© Photo by Bertie
In case you missed it, the Surgeon General, Dr. Vivek Murthy, recently released an advisory on the mental health and wellbeing of parents. According to the report, American parents are reaching a breaking point.
Some parental stats: 65% can’t keep up with the financial demands of parenthood; 65% (rising to 77% of single parents) are lonely; 70% are worried about the negative effects of technology and social media on their kids; 75% are concerned about their childrens’ mental health; 33% report high levels of stress in the past month, and a full 48% of parents say that most days their stress is completely overwhelming (those last two figures don’t seem to jibe, but OK).
Now, as the father of five kids, I’m the last one to argue with such concerns. I even agree - as I suspect would most Americans - with the Surgeon General’s anodyne proposals. I’m all for funding programs to support parents; improving access to mental health care; stress management and work-life harmony; more research and less cultural pressure; more social connections and less expense (I mean, seriously, Murtha’s solutions, with their perfect blend of obviousness and obliviousness, are more depressing than the problems).
And yet…. For all its admitted stresses, does parenting really deserve a Surgeon General advisory? Let’s look at some of the prior ones: Alcohol abuse; Drug addiction; Toxins in pregnancy; Obesity; Lead; Radon; and, of course, the granddaddy of them all, Tobacco.
Not so sure parenting rises to the same level.
Long before the first Surgeon General walked the earth, there lived a Greek philosopher named Demonax. Demonax was a Cynic, known for his wit and unconventional style. One day, Demonax ran into a friend, who confided that he was consumed with worry about his children and all the bad things that could happen to them.
Demonax responded by telling his friend that the friend’s son had died. His friend was instantly overcome with horror and grief, until Demonax revealed that, actually, just kidding. The friend’s son was fine. Demonax’s idea was to confront his friend with his worst fear, thereby teaching him the lesson that unnecessary worry leads to unnecessary suffering.
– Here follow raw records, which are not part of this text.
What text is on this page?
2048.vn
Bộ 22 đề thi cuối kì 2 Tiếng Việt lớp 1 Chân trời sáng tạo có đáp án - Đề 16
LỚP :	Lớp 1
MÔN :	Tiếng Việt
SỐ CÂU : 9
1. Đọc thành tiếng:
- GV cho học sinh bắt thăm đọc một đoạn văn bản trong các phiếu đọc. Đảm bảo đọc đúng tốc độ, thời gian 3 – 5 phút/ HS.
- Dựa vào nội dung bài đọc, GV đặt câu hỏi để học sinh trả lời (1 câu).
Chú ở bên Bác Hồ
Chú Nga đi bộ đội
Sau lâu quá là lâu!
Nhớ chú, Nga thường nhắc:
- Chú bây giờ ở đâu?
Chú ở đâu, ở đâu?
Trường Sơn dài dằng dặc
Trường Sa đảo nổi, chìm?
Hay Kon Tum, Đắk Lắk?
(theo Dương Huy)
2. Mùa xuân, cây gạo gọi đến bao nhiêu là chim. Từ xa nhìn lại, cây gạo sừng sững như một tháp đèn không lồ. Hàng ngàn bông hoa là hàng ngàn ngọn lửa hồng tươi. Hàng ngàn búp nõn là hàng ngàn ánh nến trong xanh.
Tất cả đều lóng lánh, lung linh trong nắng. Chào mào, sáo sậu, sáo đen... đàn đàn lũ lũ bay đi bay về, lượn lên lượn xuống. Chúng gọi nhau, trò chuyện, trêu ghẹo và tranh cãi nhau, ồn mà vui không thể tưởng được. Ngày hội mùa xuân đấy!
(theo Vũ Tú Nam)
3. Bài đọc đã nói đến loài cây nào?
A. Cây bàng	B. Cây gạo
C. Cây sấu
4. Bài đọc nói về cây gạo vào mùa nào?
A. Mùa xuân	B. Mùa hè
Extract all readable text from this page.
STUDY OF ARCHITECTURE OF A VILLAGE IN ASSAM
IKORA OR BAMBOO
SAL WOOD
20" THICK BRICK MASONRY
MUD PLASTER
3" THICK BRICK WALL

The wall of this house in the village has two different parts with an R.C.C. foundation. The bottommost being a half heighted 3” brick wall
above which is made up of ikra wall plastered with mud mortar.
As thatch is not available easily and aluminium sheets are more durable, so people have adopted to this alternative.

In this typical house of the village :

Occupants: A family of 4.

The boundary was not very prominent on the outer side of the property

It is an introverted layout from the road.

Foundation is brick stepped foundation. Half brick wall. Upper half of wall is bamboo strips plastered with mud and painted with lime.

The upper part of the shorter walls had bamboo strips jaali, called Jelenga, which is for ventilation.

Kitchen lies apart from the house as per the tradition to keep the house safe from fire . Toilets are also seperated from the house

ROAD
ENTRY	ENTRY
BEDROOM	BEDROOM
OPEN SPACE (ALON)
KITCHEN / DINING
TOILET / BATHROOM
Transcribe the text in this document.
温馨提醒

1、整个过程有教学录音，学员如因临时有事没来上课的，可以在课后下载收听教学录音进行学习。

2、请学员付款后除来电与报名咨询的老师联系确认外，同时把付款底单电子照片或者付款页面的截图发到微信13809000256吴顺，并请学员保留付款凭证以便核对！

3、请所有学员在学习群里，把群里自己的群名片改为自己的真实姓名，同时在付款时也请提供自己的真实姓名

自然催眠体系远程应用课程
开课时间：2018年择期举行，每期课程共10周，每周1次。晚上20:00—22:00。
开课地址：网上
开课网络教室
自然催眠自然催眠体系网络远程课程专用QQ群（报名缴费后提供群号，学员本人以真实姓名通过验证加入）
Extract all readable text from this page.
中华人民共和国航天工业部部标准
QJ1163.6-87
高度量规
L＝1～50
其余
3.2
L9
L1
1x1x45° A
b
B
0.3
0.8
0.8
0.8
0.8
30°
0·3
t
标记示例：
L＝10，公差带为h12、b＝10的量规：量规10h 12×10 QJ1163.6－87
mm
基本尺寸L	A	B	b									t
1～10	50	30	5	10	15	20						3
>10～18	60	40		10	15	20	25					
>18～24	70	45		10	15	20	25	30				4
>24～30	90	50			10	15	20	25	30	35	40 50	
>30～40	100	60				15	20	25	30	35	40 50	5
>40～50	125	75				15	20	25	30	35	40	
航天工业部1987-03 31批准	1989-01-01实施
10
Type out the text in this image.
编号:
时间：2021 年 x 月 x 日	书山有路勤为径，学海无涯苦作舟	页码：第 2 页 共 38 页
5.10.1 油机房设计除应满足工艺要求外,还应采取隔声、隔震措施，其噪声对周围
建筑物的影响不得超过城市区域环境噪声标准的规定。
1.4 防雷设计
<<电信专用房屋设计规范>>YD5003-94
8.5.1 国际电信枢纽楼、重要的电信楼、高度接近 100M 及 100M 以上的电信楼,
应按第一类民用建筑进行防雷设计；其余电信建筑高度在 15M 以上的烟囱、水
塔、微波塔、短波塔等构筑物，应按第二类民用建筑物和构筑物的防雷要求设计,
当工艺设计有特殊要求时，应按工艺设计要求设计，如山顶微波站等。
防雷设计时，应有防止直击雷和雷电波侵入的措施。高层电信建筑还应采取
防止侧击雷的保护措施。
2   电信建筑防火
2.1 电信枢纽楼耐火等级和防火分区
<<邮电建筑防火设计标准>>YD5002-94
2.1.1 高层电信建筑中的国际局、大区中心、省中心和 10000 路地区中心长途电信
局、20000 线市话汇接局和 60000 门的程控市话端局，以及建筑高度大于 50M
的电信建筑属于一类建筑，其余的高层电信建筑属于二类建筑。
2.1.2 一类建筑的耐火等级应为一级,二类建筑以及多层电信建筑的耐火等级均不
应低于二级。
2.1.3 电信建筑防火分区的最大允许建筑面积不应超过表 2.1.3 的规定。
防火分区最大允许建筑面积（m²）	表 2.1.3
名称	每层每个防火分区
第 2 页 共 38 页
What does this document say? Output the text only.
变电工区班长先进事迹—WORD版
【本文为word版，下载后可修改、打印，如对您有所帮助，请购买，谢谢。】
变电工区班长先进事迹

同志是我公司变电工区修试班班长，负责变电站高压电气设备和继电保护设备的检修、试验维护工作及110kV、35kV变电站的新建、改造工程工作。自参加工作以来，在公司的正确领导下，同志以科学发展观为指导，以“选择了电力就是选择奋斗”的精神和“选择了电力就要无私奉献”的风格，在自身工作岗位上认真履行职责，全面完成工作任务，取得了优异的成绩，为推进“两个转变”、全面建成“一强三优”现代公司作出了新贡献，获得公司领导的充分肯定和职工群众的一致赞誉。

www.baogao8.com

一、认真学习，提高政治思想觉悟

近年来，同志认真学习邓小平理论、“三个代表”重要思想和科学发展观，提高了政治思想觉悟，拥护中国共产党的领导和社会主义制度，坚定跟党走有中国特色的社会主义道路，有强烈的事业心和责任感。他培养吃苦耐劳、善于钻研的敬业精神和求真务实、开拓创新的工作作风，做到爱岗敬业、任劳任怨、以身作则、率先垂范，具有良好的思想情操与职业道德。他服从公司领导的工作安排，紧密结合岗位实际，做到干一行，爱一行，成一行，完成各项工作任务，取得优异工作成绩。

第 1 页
Leaving aside for a moment the question of whether the lesson worked, and whether the proper response would have been for his friend to punch Demonax in the nose, that’s actually the kind of parental concern I can get behind. Underpinning all of the countless legitimate difficulties of parenting is the undeniable fact that the fear of loss diminishes the joy of the present.
The problem is, what the problem is: not TikTok, the college application process, bullying, or even the threat of gun violence. But rather, things like attachment, impermanence, selflessness, and the limits of control. Grief and Loss. The fragility of existence, and the vulnerability that comes in equal measure with love.
Not so sure the Surgeon General is the right one to turn to for solutions to these kinds of problems.
But what do I know? I’m neither a surgeon nor a general. I’m not even the very model of a modern major general. I’m just a simple country (at heart) family doctor trying to keep my patients healthy and treat them when they are sick. Who am I to say what should or shouldn’t be the subject of a Surgeon General advisory?
I will, however, say this.
If parenthood deserves a warning, then I’d like to see a Surgeon General advisory on Work. After all, who can argue that the American relationship with work - the way it determines our identity and life’s meaning; consumes our time; gives us medical insurance for goodness sake - is exactly healthy? For more on this, see Michael Moore’s whole oeuvre, and especially his excellent and funny movie, Where To Invade Next (2015).
Then, I’d like to see a Surgeon General advisory on Love. This could be a two part series, with one on dating and one on marriage. Is there anyone who would argue that our general approach to these institutions couldn’t use a few bland proposals for change? If so, see American popular culture as a whole.
And finally, as a piece de resistance, I would love to see Dr. Murtha take a sabbatical. Move to Vermont. Rent a little cabin in the woods, like Alexandre Solzhenitsyn when he wrote The Red Wheel. Seclude himself from the world and produce what would surely be the crowning achievement of his career: a Surgeon General advisory on Life itself.
I predict the Surgeon General is planning to write a Part 2 to the advisory on parenthood and it will be on Sex and its declining rates among Americans.